Philosophizing Rematch Weekend
It’s Rematch Weekend in the NFL playoffs, with all four games a re-run of a previous game (or games) between the teams this season. Instead of rehashing the past to predict the results, I decided to take a philosophical approach to arrive at my conclusions.
Ravens at Steelers
What is truth? Truth is Ben Roethlisberger beats the Ravens. He’s done it eight times in 10 meetings. He’s done it six straight times. He did it a month ago. He’ll do it again Saturday.
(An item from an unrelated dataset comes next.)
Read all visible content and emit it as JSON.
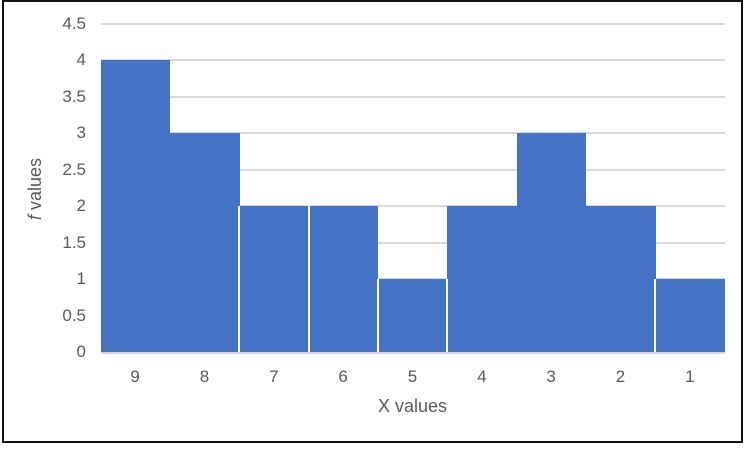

PREDICTION: Steelers 20, Ravens 17
Packers at Falcons
Why does ice melt? Ice melts when it becomes too warm for the molecules to stay together as a solid. The Packers will bring enough heat that Matt Ryan, aka Matty Ice, will melt down in the Georgia Dome.
PREDICTION: Packers 30, Falcons 20
Seahawks at Bears
Does a bear poop in the woods? Will the Bears crush the Seahawks? The answer to both questions is yes.
PREDICTION: Bears 33, Seahawks 3
Jets at Patriots
If Rex Ryan is in a forest and nobody is around to hear him, does he still make a sound? The answer to that question is yes. However, many fans would probably root for the tree to fall on him and eliminate his yapping.
PREDICTION: Patriots 40, Jets 23
THERE IT IS!
-Jake Stevens

I can’t disagree with any of that but I’ll still be disappointed if the Jets and Seahawks don’t meet in the worst Super Bowl ever.